In everyday reality, the factors influencing the outcome of any particular event are numerous and sometimes unpredictable. The same can be said for Hyborian War. This rulebook contains all the orders possible in Hyborian War: it does not and cannot provide examples of the hundreds of possible outcomes of these orders. We hope the single following example will provide a helpful guide for thought as each player contemplates the potential influences and consequences of his or her actions in the game. As our illustration let us examine the affects of loss acceptance level on troop morale and retreat capability.

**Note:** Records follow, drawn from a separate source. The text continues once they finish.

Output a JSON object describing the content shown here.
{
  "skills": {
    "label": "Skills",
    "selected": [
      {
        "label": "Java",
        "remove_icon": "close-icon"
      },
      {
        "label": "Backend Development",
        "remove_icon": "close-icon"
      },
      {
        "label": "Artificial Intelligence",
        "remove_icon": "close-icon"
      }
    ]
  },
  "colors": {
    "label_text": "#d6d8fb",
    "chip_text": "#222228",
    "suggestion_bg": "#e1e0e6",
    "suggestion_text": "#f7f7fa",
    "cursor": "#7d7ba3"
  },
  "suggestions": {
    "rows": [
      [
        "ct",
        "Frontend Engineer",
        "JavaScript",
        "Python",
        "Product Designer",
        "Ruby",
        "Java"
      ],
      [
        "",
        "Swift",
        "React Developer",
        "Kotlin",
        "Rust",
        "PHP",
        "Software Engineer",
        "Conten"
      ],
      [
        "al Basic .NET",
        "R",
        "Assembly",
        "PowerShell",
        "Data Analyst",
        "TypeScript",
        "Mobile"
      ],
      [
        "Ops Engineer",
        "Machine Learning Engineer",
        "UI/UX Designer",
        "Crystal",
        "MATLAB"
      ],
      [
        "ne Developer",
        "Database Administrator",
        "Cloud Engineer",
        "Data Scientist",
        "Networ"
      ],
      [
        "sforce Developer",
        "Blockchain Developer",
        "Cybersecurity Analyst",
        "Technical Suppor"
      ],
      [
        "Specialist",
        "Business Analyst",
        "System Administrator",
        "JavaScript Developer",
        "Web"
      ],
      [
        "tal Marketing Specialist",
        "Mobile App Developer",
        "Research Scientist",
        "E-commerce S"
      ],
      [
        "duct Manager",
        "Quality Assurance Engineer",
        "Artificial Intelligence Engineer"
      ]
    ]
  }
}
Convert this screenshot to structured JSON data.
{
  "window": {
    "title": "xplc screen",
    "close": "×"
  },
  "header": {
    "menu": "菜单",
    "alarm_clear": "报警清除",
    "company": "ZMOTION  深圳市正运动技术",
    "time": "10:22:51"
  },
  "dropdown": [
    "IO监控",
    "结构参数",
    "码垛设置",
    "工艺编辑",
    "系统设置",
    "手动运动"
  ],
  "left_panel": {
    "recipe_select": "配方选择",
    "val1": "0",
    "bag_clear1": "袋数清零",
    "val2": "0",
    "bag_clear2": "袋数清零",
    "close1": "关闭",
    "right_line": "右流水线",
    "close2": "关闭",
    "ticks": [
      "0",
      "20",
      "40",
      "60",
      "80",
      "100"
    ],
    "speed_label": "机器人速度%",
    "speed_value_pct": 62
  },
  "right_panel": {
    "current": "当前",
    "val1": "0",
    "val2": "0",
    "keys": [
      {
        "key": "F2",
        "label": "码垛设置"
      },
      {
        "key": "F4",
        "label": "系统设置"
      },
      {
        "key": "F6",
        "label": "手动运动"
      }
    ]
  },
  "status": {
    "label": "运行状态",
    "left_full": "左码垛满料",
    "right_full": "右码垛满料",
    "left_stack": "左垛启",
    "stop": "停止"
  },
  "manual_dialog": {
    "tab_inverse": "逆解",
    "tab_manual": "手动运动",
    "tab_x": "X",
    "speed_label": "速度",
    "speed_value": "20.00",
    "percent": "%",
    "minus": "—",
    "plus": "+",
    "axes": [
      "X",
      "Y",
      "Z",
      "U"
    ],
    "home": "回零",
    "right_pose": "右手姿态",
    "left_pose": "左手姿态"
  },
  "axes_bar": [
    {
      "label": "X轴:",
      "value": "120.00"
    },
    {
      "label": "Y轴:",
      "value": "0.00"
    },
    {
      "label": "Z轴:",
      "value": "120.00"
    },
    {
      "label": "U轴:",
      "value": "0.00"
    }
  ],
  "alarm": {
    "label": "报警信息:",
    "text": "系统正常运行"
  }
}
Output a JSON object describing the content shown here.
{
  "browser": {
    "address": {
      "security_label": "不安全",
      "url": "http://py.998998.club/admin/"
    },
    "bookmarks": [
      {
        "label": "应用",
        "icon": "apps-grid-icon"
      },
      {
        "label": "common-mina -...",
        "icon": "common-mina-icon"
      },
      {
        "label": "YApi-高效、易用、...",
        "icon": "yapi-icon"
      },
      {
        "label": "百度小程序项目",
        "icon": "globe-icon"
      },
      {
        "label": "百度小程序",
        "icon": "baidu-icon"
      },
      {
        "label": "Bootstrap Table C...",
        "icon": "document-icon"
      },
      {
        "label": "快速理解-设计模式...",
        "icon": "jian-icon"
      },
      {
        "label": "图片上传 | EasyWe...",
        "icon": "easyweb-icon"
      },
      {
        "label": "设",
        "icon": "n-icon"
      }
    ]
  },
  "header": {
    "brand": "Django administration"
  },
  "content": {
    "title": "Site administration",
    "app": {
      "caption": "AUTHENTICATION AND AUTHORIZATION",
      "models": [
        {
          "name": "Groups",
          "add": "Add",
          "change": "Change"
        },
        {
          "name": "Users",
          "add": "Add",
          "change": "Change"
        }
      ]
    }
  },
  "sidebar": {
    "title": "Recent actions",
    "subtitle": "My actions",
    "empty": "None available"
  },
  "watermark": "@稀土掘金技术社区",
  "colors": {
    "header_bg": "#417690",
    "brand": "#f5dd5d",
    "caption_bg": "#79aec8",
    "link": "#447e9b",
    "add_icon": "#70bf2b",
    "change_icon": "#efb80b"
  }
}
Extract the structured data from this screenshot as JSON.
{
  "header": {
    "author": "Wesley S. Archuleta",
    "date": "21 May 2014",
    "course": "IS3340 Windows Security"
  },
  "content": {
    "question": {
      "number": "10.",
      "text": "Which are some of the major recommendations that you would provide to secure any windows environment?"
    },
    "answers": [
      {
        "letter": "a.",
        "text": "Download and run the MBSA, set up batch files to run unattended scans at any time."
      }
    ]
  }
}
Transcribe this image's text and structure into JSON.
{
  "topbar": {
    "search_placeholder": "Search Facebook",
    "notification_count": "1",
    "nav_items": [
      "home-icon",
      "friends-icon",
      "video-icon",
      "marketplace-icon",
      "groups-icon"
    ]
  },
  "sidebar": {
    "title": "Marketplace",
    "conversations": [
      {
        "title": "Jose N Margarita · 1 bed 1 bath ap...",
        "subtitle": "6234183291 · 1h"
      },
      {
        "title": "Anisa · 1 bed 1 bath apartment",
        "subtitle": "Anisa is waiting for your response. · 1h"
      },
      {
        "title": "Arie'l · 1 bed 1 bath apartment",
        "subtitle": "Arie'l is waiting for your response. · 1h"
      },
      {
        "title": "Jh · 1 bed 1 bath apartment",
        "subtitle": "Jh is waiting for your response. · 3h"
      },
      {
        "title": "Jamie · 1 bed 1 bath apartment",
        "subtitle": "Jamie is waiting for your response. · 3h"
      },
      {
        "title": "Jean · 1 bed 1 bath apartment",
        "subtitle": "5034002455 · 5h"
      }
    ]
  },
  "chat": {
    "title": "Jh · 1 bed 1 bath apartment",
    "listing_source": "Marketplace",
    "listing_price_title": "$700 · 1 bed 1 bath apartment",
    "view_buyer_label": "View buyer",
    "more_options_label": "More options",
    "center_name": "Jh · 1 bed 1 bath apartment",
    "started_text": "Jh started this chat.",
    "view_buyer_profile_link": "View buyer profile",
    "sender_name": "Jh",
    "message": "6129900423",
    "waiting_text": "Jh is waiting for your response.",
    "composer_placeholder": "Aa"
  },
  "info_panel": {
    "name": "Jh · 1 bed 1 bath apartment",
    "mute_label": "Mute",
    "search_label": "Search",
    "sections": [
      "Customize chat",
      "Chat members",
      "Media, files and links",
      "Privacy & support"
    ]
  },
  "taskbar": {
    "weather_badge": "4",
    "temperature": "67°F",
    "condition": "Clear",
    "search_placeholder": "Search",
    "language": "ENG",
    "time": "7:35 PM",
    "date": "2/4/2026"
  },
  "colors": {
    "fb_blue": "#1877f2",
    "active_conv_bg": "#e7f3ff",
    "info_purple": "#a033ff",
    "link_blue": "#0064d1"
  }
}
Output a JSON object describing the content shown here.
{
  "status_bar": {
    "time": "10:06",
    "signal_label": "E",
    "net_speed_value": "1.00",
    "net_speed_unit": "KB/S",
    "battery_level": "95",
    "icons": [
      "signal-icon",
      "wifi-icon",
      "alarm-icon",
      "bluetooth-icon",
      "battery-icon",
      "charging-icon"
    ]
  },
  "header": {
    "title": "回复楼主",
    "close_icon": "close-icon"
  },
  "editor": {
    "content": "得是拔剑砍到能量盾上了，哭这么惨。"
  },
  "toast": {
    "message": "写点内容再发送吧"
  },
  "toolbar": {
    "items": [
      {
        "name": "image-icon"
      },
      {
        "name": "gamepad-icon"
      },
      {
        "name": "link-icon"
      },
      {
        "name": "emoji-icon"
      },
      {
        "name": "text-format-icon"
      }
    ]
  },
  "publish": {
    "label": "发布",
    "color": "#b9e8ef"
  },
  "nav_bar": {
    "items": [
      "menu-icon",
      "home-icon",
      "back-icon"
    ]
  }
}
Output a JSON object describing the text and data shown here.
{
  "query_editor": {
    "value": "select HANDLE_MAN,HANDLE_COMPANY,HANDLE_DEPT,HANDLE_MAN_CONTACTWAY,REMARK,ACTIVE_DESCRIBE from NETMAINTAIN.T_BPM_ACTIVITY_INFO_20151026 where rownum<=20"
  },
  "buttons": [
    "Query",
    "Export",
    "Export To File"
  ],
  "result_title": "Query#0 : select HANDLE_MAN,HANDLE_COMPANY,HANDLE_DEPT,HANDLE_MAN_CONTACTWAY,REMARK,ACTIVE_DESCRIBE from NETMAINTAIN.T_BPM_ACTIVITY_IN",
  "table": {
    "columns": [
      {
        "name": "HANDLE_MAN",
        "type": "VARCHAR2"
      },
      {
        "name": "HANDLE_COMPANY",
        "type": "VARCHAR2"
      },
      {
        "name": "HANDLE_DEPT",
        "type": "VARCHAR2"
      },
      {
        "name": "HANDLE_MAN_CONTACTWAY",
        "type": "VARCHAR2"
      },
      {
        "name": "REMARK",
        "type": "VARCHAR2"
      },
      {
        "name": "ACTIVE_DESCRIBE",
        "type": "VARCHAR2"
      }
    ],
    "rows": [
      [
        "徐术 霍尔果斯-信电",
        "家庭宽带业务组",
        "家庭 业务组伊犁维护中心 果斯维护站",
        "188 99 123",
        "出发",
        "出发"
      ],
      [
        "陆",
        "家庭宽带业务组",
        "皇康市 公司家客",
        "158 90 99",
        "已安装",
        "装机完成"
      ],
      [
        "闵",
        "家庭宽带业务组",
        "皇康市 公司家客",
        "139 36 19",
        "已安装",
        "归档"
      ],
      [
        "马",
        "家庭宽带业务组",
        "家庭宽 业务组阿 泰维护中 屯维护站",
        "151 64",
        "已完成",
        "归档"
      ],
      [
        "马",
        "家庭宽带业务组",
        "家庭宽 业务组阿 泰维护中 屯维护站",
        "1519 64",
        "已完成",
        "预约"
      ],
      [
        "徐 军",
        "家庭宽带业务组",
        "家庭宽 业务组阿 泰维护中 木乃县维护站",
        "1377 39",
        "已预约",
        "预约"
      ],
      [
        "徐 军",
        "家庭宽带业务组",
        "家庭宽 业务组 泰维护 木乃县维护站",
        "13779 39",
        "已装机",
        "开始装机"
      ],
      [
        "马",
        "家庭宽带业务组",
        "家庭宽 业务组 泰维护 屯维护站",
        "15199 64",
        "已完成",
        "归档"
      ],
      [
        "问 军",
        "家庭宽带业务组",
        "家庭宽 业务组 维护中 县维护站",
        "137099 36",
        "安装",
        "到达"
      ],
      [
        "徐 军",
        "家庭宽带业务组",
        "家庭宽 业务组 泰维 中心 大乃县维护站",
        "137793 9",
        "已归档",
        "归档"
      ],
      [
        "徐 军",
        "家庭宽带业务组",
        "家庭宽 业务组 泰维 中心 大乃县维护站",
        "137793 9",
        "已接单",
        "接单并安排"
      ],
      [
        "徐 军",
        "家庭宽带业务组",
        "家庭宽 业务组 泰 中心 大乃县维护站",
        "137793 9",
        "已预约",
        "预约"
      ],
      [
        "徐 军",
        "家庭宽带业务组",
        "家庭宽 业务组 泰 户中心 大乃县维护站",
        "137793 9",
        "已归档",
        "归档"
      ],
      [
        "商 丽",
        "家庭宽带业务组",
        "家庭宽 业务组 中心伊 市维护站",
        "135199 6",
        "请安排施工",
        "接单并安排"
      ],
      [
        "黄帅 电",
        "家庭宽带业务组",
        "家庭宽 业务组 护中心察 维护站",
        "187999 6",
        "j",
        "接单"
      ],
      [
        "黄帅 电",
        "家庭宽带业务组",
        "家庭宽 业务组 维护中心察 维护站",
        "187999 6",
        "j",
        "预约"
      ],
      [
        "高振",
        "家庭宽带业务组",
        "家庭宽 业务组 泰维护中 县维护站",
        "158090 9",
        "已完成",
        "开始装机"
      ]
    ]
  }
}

  • An army which is ordered to retreat after light losses will suffer a reduction in morale. The warriors know that their commanders do not expect victory. At the same time, each troop's ability to retreat from the battlefield is increased. The troops are prepared in advance to make such a retreat. If during the strategic movement phase the army had attempted to decline battle, the effective ability of each troop to retreat would be even greater. After all, the army has already spent months attempting to minimize contact with the enemy. The sum affect of a light loss acceptance level is to greatly reduce an army's losses at the expense of battle effectiveness.
  • At the other end of the spectrum, an army which is ordered to accept total losses will receive an improvement to morale. The warriors know that the upcoming battle will be fought to the death. Each troop's ability to retreat will be significantly reduced. The army is "committed" and, should the battle weigh against them, few troops will be able to extricate themselves. The sum effect of a total loss acceptance level is to increase battle effectiveness at the risk of losing most or all of the army if defeated.
  • Loss acceptance may affect the morale of opposing troops. An enemy force prepared to stand to the last man can be a sobering sight. Conversely, a force prepared to retreat may seem easy prey.
  • Loss acceptance levels in between light and total have the same effect but to a lesser degree.
  • This listing has detailed only the effect of loss acceptance on morale and retreat capability. The presence of characters at the battle, terrain, troop type, success or failure in previous battles, magic, as well as other less significant factors, may all play a part in determining a particular troops' morale and retreat capability.